Quatro anos após o Protocolo de Ouro Preto, foi assinado em 1998, o Protocolo de Ushuaia, que trouxe uma dimensão diplomática para o MERCOSUL, pois os protocolos anteriores tratavam estritamente do caráter comercial das relações entre o MERCOSUL e os países vizinhos. Com o Protocolo de Ushuaia passou-se a defender o compromisso democrático como fundamental para o andamento dos acordos de integração, que incluiu além dos Estados Partes, o Chile e a Bolívia.
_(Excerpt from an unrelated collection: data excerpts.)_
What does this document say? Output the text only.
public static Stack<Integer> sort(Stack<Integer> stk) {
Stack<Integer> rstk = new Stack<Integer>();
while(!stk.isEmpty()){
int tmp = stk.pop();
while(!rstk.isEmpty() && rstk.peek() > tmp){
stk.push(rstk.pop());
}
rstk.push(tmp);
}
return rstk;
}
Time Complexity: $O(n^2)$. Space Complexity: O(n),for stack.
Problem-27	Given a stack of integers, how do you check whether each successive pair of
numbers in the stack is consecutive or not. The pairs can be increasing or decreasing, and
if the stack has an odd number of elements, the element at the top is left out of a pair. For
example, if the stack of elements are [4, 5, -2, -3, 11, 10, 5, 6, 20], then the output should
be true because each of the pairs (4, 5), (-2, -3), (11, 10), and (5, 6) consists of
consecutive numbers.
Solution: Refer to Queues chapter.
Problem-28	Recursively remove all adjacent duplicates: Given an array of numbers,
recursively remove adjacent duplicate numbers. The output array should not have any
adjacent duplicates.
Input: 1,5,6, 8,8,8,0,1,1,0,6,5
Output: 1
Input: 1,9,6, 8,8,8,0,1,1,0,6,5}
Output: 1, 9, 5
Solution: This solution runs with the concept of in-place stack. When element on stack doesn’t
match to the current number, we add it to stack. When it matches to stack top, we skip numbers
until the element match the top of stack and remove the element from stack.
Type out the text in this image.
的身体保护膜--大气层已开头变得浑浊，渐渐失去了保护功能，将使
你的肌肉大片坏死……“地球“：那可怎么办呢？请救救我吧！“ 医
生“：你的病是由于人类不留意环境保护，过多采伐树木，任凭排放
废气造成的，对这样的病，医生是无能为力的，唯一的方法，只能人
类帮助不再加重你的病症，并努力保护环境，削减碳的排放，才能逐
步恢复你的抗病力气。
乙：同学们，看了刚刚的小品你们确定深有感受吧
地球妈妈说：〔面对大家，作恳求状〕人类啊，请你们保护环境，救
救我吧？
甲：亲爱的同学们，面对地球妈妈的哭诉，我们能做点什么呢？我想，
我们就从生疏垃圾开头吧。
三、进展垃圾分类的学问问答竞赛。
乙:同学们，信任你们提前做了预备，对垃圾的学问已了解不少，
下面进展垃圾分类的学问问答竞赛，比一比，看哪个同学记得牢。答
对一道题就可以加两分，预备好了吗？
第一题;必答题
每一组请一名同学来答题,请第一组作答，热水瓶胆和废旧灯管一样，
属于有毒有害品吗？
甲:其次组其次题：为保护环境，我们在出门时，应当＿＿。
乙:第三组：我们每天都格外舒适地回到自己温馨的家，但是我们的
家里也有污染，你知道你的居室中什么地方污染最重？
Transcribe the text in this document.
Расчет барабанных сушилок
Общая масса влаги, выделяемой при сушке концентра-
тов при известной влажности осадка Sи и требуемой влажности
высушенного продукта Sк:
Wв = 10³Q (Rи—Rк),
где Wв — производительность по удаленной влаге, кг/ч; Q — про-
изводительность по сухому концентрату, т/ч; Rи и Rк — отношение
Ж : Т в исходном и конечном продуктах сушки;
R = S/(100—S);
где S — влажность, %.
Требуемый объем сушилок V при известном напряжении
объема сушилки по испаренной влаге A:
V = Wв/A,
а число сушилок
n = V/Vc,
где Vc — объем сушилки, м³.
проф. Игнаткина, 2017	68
O Protocolo de Ushuaia estabeleceu as medidas que devem ser aplicadas aos países mencionados caso haja quebra com o compromisso diplomático. As medidas estabelecidas no artigo 5º do protocolo compreendem desde a suspensão do direito de participar dos órgãos do MERCOSUL, até a suspensão dos direitos e deveres que envolvem o processo de integração.

19

A união aduaneira caracteriza-se pelo estabelecimento de uma tarifa externa comum para as mercadorias importadas, além da criação de uma zona de livre circulação das mercadorias dos países que fazem parte do acordo. O MERCOSUL é considerado uma união aduaneira imperfeita, pois mantém uma lista de exceções na tarifa de importação, ou seja, um mesmo tipo de mercadoria pode ter diferentes taxas de importação dependendo do país que a importou. Além disso, não houve a criação de uma zona de livre circulação de mercadorias, já que elas têm salvaguardas para entrar nos países (medidas compensatórias para a manutenção da produção interna de um país, a fim de aumentar sua competitividade perante os demais, caso exista risco de prejuízo em decorrência do aumento das importações), mesmo tendo sido produzidas por um dos Estados Partes.

O status de união aduaneira imperfeita demonstra a fragilidade institucional do MERCOSUL.

20

“una serie de instrumentos orientados al perfeccionamiento de la unión aduanera, algunos ya anunciados em marzo de 1991 cuando se firmó el Tratado de Asunción. Es decir, se trataba de libre comercio dentro de la región y uma política comercial común com terceros países” (BERLINSKI, 2006, p. 81)

21

Kume e Piani (2011) classificam como ousado o estabelecimento de um objetivo desse porte, diante das diferenças tarifárias nacionais e da falta de estabilização macroeconômica, que dificultavam o estabelecimento de uma tarifa externa comum (KUME e PIANI, 2011).